Der zustimmende Mehrheitsbeschluss über den Antrag der Beteiligten zu 3) "Die Gartentüre einschließlich der Zarge muss wegen Rost, Farbabblätterung, defektem Schloss und Schäden am Putz generalüberholt werden" (Bl. 214 GA) ist wirksam. Entgegen der Ansicht des Landgerichts musste der Beschluss nicht im Hinblick auf den einstimmig gefassten Beschluss der Wohnungseigentümer in ihrer ersten Eigentümerversammlung vom 21.8.84 einstimmig getroffen werden. Die Auslegung des Landgerichts, dass durch diesen Beschluss die Regelung des § 5 der Teilungserklärung vom 21.1.83, der die §§ 10 bis 29 WEG und mithin u.a. § 21 WEG als geltende Regelung bestimmt, in dem Sinne abbedungen werden sollte, dass auch für jede ordnungsmäßige Instandhaltung oder Instandsetzung des Gemeinschaftseigentums die Zustimmung aller Eigentümer erforderlich sein soll, teilt der Senat nicht. Bei verständiger Würdigung des Wortlauts und des Sinns der Regelung und der Sachlage fehlt für eine Abänderung des § 21 Abs. 3, Abs. 5 Nr. 2 WEG ein vernünftiger Anhaltspunkt. Wie sich aus der Wortwahl "Aufwendungen und Änderungen" unschwer herleiten lässt, ging es dabei ersichtlich um Aufwendungen und Veränderungen im Sinne von § 22 WEG, d.h. um solche, die über die ordnungsgemäße Instandhaltung oder Instandsetzung des Gemeinschaftseigentums hinausgehen, und nicht um Aufwendungen und Änderungen, die nur durch eine ordnungsgemäße Instandhaltung oder Instandsetzung verursacht werden, d.h. die zur Erhaltung des Gemeinschaftseigentums notwendig sind - wie die vorliegend streitige Instandsetzungsmaßnahme.

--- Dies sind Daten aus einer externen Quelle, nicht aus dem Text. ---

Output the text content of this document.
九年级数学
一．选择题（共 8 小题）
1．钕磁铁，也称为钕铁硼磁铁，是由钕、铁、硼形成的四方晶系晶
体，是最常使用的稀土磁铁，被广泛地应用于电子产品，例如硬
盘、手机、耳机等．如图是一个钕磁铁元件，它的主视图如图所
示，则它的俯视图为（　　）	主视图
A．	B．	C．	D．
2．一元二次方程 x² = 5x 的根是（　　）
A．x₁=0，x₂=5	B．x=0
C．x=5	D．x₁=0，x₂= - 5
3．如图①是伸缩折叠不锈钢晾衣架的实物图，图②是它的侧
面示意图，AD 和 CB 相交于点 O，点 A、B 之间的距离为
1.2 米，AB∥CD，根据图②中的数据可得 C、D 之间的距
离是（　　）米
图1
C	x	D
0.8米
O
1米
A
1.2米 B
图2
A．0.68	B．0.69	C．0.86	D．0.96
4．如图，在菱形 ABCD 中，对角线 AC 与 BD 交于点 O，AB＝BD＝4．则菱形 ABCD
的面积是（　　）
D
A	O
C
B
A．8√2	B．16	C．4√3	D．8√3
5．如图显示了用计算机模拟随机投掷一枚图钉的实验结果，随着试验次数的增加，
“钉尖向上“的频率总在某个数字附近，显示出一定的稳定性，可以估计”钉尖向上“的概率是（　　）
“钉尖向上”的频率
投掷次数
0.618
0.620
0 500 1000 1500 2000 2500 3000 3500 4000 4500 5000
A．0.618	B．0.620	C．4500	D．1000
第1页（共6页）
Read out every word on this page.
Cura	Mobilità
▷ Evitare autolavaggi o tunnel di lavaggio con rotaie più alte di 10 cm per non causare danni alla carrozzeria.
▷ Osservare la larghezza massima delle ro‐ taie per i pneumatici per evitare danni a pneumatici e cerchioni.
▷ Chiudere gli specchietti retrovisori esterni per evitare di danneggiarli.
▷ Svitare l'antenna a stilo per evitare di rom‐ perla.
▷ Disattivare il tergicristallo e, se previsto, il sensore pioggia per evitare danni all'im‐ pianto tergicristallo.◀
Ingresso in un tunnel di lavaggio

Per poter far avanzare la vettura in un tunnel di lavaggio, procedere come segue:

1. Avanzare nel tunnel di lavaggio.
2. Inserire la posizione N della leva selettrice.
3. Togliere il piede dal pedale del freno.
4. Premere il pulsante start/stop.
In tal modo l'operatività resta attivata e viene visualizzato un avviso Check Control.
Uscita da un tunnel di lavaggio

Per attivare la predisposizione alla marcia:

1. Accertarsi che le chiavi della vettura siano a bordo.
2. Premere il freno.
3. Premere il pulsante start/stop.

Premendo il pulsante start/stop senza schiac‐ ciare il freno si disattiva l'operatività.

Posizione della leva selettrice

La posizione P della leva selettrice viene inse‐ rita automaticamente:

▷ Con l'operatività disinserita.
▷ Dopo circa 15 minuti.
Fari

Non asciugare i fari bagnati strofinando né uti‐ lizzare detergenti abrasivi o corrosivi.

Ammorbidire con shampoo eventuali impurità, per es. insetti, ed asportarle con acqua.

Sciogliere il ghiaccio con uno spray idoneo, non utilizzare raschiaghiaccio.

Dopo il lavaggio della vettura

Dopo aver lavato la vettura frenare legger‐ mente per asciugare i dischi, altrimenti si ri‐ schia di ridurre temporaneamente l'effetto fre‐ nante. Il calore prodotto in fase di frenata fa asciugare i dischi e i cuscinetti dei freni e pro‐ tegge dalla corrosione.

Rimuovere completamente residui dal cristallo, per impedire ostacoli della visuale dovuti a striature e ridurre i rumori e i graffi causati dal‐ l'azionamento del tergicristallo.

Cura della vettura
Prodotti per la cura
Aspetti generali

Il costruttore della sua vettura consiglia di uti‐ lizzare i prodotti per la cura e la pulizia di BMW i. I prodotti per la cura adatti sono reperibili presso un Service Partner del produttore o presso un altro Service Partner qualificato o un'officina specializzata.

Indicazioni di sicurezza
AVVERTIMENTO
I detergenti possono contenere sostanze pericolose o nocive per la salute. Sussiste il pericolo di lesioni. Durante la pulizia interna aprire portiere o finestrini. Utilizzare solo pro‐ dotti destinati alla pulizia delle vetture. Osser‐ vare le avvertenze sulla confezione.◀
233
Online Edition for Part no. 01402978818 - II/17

Dass es sich bei dem Gartentor - was der Beteiligten zu 1) bei der Beschlussfassung noch nicht klar war und nach dem Vermerk im Protokoll allein ihre Ablehnung des Antrages begründete - zweifelsfrei auch um Gemeinschaftseigentum handelt, ergibt sich eindeutig daraus, dass den Beteiligten zu 3) hinsichtlich des Gartens (nur) ein Sondernutzungsrecht zusteht. Fraglich konnte daher allenfalls sein, ob durch eine Regelung in der Teilungserklärung gleichwohl die Beteiligten zu 3) zur Instandhaltung auch des Gartentores verpflichtet worden sind. Das aber ist zu verneinen. Den Beteiligten zu 3) ist mit dem Recht neben der Nutzung des gesamten Gartens wie u.a. der Fläche "neben dem Haus im Erdgeschoss hinter der Frontmauer", § 4 Nr. 2 der Teilungserklärung (Bl. 106 Rs GA) zwar zugleich die Pflicht zur Instandhaltung des Gartens auferlegt worden, § 8 Nr. 1 + 2 der Teilungserklärung (Bl. 107 Rs GA). Diese Instandhaltungspflicht umfasst indes nicht auch das Gartentor, weil es sich - wie die nunmehr auf Anforderung des Senats von beiden Parteien vorgelegten Fotos zeigen - in der vorgenannten Frontmauer befindet, die den Abschluss der Eigentumswohnanlage zur Strasse bildet, so dass es sich bei dem Gartentor um ein Außentor handelt, das zur Sicherheit der Eigentumswohnanlage intakt sein muss, wenn es auch durch die anderen Wohnungseigentümer grundsätzlich nicht genutzt werden kann, weil sie keinen Zutritt zum Garten haben.

Schließlich war entgegen der Ansicht der Beteiligten zu 1) die Beschlussfassung keineswegs völlig überflüssig im Hinblick auf den vorangegangenen Eigentümerbeschluss vom 13.4.2000 zum TOP 11, wonach den Beteiligten zu 3) der Einbau einer neuen Tür mit Zarge auf eigene Kosten erlaubt wurde und die Gemeinschaft die Kosten der Neuverputzung und des Anstrichs tragen wollte (Bl. 13/14 GA). Der Beschluss begründete ersichtlich keine entsprechende Einbauverpflichtung der Beteiligten zu 3), sondern nur eine solche Erlaubnis, von der sie Gebrauch machen konnten, aber nicht mussten.

3) Da es weiterer tatsächlicher Feststellungen nicht bedarf, konnte der Senat die ersetzende Sachentscheidung selbst treffen und die Erstbeschwerde unter entsprechender Abänderung der landgerichtlichen Entscheidung zurückweisen.

Die Kostentscheidung beruht auf § 47 WEG. Es entspricht billigem Ermessen, der unterlegenen Beteiligten zu 1) die Gerichtskosten beider Rechtsmittelverfahren aufzuerlegen. Im übrigen besteht keine Veranlassung, von dem in § 47 WEG bestimmten Kostengrundsatz abzuweichen, wonach die Verfahrensbeteiligten die ihnen entstandenen außergerichtlichen Kosten selbst zu tragen haben.